Die 2019 gegründete „Akademie für zeitgenössischen Theaterjournalismus“ hat zum Ziel, Theaterjournalismus im deutschsprachigen Raum zu stärken – in der Überzeugung, dass ein öffentlicher Diskurs über Theater, Tanz und Performance wichtig für Kunst und Gesellschaft ist.

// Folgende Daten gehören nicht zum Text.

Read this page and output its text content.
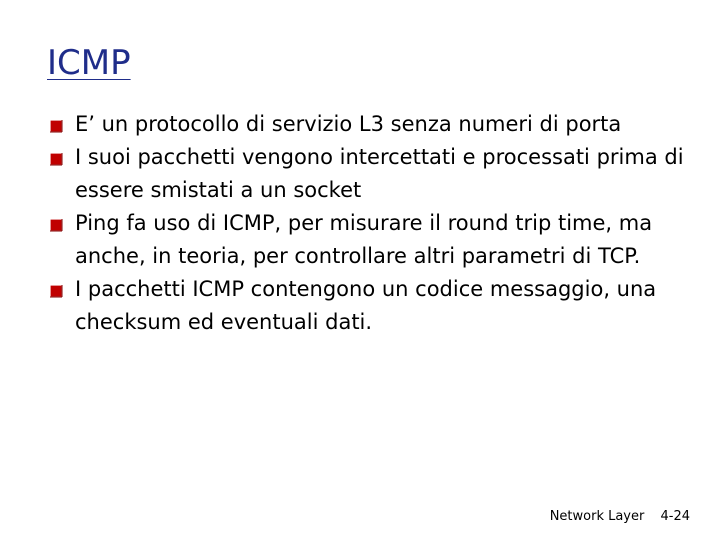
ICMP
E’ un protocollo di servizio L3 senza numeri di porta
I suoi pacchetti vengono intercettati e processati prima di essere smistati a un socket
Ping fa uso di ICMP, per misurare il round trip time, ma anche, in teoria, per controllare altri parametri di TCP.
I pacchetti ICMP contengono un codice messaggio, una checksum ed eventuali dati.
Network Layer 4-24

Die Akademie versteht sich als Möglichkeitsraum, in dem journalistische Praxen gegenstandsgerecht gedacht, erprobt und zur Diskussion gestellt werden können. Im Rahmen einer neuen Kooperation entwickeln die Teilnehmenden des fünften Akademiejahrgangs Texte und Videos, die das Verständnis von Kulturjournalismus und Theaterkritik herausfordern und erweitern. Das Labor ermöglicht neue Formate, Schreibstile und Textformen.
Weitere Texte und Videos aus dem „Labor Kulturjournalismus“ gibt’s hier auf der Website und auf unserem Instagram-Kanal @theaterderzeit.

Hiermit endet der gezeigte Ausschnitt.